I have been a practicing pediatrician for over 20 years. I saw my first child with autism in the early 90’s – before that I had never seen an autistic child, and I never saw an autistic child in all my years at school. The boy was 4 years old and you could see the frustration in his face as he wanted to speak but nothing intelligible would come from his mouth except shrieks of anguish.

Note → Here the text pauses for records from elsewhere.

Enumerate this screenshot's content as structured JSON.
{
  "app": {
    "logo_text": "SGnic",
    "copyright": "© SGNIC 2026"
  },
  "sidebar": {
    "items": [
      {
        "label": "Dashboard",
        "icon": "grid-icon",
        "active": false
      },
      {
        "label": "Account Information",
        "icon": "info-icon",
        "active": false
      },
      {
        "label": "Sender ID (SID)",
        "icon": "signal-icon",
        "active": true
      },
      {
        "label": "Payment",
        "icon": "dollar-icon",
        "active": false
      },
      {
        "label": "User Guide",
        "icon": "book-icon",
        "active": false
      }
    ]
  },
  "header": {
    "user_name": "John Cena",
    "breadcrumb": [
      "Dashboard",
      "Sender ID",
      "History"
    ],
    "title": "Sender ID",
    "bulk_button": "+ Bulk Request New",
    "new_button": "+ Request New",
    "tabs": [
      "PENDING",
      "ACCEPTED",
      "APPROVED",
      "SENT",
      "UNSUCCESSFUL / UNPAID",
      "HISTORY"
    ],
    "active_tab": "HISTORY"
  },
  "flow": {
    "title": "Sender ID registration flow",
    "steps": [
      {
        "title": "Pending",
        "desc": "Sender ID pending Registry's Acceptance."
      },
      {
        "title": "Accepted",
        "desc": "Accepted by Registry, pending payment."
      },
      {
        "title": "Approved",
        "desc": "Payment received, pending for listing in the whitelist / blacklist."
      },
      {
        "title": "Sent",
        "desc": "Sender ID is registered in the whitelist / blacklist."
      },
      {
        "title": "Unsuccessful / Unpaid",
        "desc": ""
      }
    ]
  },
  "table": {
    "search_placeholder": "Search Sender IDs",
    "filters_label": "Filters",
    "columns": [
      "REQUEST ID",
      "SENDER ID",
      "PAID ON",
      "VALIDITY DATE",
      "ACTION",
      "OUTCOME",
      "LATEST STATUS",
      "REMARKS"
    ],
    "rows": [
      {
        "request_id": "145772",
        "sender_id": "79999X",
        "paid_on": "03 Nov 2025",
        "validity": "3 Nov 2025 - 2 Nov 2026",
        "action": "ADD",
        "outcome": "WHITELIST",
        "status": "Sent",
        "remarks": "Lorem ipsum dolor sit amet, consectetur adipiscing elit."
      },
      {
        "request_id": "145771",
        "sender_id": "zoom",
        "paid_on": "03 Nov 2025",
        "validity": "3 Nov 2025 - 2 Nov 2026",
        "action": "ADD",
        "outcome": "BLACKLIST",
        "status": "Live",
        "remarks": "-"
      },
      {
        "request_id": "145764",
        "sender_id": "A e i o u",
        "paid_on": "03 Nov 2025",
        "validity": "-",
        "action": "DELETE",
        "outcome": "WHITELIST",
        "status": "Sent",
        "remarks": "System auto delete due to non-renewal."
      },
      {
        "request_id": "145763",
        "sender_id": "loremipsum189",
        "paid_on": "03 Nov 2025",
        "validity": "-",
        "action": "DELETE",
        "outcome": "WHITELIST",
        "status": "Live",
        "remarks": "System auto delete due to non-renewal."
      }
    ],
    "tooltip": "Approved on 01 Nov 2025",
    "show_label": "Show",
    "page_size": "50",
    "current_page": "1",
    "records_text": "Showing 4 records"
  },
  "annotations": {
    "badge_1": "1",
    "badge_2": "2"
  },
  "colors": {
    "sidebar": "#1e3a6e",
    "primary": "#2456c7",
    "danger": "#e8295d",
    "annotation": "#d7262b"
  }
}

As I studied his tortured face, it was as if there was an old time telephone switchboard operator inside his head trying to plug in the correct phone cables but not being able to complete the call. This family had known me from an old practice I worked at in another city, but they had traveled to see me because they trusted me and were looking for answers that no one seemed to have for them, but I too had no answers and I could see the mom was greatly disappointed. After the family left my office I poured over a few dusty textbooks and wondered if I had just seen a very rare disorder, a disorder that affected one child in 10,000 children…autism.

I had been involved in pediatrics for a decade by the time I saw this boy and it wasn’t as if I had no experience working with rare disorders. I had been able to identify a boy with Fragile-X syndrome and his mom ending up starting the Fragile-X support group at Children’s Hospital in Los Angeles.

I had noticed there was a strange upswing in children with attention disorders and impulsivity problems. I wasn’t a neurologist, but had studied with one of the finest at UCLA. While I was still a pediatric resident I spent time in his office where he helped me study the parade of unusual maladies that was starting to afflict children. I considered myself a closet neurologist, because that was what I had really wanted to specialize in – not pediatrics, but during my neurology rotation in medical school I learned some discouraging news. The attending neurologist, whom I greatly admired, had taken me on rounds for the first time and I watched him brilliantly explain to the family of a stroke patient how he had figured out where in the brain the blood clot had lodged. Then he stood up and walked out of the room and I asked him what therapy he was going to prescribe for the patient so he could recover from his stroke, “therapy?” he said, “there is no therapy.”

Well, I scratched neurology off my list…diagnosis was only meaningful if you could offer a treatment and it seemed neurology had few treatments to offer.

My second patient with autism came to me in the mid 1990’s, but to my relief the purpose of the visit was only to treat worms. I dutifully prescribed the medicine for pinworms and went on to my next patient. Later that afternoon I received a call from the autistic boy’s mom who wanted to know what was that medicine I had given her son for pinworms….her boy was starting to make eye contact, show affection and communicate with his family. She said it was amazing! I told her I didn’t really didn’t know what was in the pinworm pill but immediately prescribed enough pills for her son to take everyday for a month (normally you only take one or two pills to treat pinworms).

I called up the pharmaceutical company that manufactured the pinworm pill and spoke to one of their technical staff. They told me the pill worked by blocking the transport of molecules of a certain size from crossing cell membranes, so in the case of the hapless pinworms they were unable to absorb the sugars they feed upon in the lower intestines of their victims.

What did that have to do with this boy’s newly found improved behavior? Either one of two things were going on: 1) the drug was either blocking a molecule that shouldn’t be passing across the gut to the blood and then the brain and that molecule was having a drug-like affect on the brain, or; 2) the drug was blocking a molecule that normally crossed from the gut into the blood but in certain children these molecules had a strange drug-like affect.

I made several calls across the country to find a researcher who might be interested in this serendipitous finding which could be an important clue into this disease, because no where had I found anything saying that the guts of these children were involved in their disease. Unfortunately, no one I talked to was interested.